We do not make any automated decisions about you that would result in legal or other similarly significant effects on you.

Cookies

Please read our Cookie Policy for information about cookies.

Your rights

You have the following rights under the UK GDPR concerning personal data: the right to information, right to access, right to rectification, right to withdraw consent, right to object against processing for specific purposes (such as direct marketing), right to object to automated processing, right to be forgotten and right for data portability (copy of personal data in a commonly used machine–readable format).

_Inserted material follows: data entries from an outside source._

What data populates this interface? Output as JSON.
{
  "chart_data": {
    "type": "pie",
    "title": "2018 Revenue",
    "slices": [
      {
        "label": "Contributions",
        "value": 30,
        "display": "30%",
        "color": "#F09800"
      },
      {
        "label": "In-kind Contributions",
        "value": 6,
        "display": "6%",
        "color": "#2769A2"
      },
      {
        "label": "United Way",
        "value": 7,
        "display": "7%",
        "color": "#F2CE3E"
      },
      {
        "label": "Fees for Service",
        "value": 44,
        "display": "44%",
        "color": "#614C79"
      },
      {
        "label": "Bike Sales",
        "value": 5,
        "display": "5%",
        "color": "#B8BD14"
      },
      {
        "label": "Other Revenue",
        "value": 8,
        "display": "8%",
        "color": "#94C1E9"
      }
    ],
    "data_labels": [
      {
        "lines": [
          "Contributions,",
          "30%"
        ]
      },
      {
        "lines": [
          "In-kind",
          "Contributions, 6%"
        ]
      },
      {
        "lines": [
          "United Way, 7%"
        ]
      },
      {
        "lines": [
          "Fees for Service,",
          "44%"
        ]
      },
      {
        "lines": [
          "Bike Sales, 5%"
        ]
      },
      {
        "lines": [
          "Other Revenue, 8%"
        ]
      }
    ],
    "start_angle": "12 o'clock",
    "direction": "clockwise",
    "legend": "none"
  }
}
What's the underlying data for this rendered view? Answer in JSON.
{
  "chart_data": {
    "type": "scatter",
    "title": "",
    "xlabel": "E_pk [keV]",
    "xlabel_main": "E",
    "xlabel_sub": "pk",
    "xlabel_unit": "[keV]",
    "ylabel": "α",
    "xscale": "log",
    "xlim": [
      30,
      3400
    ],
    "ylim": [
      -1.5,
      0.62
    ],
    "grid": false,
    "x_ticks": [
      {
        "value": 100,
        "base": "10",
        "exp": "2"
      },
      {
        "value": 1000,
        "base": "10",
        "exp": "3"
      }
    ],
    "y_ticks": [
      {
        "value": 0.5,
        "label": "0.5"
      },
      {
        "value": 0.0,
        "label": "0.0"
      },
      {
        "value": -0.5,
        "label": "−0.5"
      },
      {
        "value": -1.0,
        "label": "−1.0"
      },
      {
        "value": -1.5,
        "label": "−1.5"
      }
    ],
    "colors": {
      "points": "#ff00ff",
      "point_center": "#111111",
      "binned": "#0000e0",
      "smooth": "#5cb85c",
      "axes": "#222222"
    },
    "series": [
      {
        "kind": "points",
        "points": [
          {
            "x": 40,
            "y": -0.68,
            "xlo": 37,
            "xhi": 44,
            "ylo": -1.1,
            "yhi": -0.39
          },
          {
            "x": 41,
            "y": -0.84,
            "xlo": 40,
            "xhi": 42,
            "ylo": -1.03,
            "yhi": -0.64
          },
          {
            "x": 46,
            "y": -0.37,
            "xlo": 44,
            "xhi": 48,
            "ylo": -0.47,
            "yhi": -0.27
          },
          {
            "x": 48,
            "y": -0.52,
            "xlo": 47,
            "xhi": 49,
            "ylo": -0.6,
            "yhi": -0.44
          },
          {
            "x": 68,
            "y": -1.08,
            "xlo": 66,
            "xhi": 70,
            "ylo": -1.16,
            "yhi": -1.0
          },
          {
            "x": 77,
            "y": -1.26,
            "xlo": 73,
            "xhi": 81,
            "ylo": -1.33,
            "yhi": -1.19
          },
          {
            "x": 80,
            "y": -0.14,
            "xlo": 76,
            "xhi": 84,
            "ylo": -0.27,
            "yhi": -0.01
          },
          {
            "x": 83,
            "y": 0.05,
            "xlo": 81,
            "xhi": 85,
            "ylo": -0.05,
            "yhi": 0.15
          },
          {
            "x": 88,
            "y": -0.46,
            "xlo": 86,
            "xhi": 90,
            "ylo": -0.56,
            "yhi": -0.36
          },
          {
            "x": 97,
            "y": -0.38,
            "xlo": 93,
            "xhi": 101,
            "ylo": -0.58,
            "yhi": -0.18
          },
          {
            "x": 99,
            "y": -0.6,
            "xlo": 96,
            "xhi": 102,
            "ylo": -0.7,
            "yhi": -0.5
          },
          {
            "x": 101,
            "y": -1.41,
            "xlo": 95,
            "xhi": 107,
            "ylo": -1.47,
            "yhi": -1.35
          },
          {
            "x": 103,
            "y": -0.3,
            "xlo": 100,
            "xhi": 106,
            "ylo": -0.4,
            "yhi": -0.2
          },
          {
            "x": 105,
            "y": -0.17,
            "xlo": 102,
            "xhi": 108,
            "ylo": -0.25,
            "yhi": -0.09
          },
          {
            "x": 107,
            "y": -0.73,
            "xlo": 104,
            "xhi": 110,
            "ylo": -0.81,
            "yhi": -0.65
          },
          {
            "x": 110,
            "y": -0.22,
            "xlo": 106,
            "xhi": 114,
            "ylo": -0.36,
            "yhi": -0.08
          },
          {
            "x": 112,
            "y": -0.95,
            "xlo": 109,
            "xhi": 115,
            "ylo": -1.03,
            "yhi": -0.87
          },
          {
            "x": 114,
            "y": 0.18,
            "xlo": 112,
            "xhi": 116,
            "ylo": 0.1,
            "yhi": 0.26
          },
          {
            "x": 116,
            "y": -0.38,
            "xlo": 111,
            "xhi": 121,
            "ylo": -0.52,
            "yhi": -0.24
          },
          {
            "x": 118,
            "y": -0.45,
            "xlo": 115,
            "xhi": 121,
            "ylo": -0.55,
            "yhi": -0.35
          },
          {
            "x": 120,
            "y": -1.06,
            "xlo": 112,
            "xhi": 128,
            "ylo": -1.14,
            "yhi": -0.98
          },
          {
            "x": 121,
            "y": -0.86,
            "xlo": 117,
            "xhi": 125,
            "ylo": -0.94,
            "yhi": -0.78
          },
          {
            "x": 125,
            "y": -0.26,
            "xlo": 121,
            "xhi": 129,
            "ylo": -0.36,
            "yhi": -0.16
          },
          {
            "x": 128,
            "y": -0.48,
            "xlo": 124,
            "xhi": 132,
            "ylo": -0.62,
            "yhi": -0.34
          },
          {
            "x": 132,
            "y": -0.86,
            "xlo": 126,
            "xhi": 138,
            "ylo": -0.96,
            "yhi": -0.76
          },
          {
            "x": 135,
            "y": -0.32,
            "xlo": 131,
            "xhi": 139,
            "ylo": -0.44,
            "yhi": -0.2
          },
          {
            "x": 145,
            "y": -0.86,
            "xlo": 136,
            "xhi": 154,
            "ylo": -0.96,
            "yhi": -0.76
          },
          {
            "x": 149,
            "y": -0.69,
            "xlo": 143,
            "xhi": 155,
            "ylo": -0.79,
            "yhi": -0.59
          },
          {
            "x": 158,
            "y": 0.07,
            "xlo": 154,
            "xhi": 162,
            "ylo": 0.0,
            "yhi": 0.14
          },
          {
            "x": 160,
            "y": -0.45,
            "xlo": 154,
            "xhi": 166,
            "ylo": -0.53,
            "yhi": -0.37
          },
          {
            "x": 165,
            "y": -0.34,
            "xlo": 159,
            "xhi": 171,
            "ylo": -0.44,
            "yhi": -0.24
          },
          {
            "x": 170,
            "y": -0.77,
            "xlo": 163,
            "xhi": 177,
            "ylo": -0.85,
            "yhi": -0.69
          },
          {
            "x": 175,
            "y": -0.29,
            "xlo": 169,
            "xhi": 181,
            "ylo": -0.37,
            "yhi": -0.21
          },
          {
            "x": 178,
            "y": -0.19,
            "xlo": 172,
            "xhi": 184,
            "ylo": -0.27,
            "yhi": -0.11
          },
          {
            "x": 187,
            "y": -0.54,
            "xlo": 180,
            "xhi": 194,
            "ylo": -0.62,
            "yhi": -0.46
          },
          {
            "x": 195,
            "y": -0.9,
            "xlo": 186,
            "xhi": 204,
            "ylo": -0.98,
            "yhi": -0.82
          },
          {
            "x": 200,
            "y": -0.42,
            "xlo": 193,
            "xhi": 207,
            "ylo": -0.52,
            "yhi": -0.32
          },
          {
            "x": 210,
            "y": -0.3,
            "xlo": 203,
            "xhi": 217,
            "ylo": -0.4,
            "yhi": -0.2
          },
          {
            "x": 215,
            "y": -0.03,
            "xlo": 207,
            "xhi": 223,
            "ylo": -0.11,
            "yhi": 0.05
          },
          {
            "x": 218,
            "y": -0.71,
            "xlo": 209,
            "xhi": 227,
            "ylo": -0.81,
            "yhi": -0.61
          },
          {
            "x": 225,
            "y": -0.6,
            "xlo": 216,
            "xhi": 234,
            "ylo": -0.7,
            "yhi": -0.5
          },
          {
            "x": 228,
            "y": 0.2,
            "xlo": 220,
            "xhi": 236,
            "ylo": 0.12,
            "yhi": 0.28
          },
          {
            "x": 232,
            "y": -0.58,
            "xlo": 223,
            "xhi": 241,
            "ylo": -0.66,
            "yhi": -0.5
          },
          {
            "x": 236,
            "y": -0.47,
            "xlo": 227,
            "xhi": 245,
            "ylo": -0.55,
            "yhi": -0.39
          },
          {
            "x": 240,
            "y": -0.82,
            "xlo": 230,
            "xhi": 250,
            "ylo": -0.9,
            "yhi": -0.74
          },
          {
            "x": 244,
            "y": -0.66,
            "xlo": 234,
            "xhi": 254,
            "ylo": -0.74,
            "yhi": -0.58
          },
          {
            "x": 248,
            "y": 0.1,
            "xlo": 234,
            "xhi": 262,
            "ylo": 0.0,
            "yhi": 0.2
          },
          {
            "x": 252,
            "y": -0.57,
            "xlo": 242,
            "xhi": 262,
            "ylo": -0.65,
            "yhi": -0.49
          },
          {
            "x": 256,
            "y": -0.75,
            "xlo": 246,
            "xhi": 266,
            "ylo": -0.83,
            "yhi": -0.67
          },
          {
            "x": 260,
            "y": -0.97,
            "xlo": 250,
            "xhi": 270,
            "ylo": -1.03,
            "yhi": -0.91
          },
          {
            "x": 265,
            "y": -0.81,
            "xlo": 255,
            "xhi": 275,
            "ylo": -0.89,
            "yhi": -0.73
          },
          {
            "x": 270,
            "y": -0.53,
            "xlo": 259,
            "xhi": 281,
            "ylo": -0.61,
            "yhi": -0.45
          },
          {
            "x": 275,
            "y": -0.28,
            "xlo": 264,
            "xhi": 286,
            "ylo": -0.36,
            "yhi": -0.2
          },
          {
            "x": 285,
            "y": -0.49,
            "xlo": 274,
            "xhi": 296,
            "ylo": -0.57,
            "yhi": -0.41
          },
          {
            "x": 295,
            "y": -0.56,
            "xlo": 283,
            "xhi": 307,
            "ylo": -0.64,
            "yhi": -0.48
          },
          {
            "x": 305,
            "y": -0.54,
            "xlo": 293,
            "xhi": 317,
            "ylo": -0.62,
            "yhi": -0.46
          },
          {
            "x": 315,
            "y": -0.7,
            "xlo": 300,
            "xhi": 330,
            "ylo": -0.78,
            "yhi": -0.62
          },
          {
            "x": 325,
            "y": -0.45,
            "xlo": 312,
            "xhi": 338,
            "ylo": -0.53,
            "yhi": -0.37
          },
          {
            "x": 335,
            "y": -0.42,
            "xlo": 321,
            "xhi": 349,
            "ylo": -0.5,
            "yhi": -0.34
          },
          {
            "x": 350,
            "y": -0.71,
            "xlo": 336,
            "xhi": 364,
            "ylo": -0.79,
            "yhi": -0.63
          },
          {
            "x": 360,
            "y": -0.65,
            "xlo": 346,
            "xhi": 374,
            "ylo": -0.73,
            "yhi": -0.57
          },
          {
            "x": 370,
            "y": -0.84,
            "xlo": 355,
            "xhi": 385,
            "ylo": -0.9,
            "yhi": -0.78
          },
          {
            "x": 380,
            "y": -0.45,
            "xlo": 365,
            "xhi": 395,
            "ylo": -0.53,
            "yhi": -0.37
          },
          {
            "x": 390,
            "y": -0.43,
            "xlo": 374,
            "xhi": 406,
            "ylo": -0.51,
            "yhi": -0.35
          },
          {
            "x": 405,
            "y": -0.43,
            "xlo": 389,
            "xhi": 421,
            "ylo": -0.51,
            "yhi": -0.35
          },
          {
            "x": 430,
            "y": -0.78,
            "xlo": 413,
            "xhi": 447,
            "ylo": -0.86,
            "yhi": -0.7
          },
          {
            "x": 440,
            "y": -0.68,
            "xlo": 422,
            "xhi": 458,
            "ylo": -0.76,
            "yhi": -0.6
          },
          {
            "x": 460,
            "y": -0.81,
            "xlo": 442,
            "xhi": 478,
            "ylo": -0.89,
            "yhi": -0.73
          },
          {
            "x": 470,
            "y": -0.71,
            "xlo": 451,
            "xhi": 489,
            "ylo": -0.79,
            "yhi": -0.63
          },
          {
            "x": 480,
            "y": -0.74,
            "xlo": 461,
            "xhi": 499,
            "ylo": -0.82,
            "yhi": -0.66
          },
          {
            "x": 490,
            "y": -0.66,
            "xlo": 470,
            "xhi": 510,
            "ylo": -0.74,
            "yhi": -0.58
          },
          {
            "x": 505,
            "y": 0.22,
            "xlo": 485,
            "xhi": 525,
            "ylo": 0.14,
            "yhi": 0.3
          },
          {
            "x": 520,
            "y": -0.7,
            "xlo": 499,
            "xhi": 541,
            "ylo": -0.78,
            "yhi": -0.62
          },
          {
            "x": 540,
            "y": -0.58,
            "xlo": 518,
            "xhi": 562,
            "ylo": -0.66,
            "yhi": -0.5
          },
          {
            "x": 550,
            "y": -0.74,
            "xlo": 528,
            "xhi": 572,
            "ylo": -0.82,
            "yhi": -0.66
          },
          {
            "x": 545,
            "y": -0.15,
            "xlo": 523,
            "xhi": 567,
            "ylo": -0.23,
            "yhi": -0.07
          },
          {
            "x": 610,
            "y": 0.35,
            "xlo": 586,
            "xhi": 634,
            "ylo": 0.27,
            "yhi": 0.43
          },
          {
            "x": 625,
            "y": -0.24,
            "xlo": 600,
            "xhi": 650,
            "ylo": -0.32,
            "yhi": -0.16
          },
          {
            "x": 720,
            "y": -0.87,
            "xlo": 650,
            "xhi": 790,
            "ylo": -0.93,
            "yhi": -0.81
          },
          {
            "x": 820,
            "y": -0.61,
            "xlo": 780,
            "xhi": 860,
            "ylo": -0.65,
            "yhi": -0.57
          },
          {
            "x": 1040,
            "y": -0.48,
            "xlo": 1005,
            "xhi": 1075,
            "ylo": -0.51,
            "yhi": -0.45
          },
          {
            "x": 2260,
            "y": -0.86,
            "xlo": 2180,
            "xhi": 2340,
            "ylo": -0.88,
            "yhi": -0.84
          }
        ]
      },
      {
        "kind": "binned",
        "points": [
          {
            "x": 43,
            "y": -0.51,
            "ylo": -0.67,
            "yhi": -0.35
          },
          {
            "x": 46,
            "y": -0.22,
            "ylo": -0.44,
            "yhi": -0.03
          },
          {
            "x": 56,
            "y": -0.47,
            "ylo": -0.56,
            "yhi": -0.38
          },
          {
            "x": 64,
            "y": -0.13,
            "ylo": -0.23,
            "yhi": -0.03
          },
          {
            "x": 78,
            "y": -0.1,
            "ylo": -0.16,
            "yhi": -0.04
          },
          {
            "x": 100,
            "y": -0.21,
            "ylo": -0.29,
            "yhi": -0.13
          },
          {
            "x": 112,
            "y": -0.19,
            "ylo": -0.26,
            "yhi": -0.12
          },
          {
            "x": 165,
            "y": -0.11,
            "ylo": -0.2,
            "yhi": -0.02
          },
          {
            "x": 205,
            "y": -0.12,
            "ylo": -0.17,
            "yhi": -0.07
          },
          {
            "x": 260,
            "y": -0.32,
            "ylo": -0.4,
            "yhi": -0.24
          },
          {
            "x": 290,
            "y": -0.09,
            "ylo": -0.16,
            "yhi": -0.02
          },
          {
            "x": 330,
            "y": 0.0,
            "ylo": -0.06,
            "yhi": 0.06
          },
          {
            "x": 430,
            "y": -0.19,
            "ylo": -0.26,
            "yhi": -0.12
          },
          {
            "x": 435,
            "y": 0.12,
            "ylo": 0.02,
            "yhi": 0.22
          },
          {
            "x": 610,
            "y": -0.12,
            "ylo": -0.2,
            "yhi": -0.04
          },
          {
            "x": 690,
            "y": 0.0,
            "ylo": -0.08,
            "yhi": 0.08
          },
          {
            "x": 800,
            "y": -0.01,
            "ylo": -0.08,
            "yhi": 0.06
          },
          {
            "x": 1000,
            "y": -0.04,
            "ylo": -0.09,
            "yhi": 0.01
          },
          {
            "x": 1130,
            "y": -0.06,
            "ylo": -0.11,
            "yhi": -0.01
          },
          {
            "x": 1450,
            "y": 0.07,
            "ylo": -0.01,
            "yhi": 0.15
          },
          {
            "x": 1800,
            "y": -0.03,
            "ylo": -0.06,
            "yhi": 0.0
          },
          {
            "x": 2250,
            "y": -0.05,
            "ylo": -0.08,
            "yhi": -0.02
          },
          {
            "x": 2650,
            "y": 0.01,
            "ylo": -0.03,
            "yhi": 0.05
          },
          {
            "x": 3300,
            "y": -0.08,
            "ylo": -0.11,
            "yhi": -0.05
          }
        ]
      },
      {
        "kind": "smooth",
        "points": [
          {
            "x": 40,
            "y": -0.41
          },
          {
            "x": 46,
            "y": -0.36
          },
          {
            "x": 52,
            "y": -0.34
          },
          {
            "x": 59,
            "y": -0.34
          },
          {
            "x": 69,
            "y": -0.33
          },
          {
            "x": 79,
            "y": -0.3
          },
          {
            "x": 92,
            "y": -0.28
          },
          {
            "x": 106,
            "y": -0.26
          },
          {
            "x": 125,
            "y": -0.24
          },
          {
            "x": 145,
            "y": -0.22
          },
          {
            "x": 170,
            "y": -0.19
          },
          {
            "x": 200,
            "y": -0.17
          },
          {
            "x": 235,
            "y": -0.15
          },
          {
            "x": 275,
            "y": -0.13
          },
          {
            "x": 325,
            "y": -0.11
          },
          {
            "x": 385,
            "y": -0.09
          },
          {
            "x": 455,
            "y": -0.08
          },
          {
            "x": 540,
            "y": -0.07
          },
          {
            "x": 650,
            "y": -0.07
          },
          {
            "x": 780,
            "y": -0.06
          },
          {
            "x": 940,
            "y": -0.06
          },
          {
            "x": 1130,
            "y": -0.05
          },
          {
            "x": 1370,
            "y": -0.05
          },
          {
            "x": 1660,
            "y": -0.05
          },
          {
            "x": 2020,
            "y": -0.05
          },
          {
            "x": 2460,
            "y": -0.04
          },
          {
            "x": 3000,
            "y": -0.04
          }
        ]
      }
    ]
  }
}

You may also exercise the mentioned rights by contacting us via email at

dpo@hawex.com

.

If you have any concerns about our use of your personal information, you can make a complaint to us at

dpo@hawex.com

.

You can also complain to the ICO if you are unhappy with how we have used your data.

The ICO’s address:

Information Commissioner’s Office

Wycliffe House

Water Lane

Wilmslow

Cheshire

SK9 5AF

Helpline number: 0303 123 1113

ICO website:

https://www.ico.org.uk

Changes to this Policy

We regularly update this Policy in case there are significant changes in the way we process your personal data.

You will receive a notification prior to such significant changes become effective by email if you provided us with your email address, by our mobile app or by pop-up notice on our website.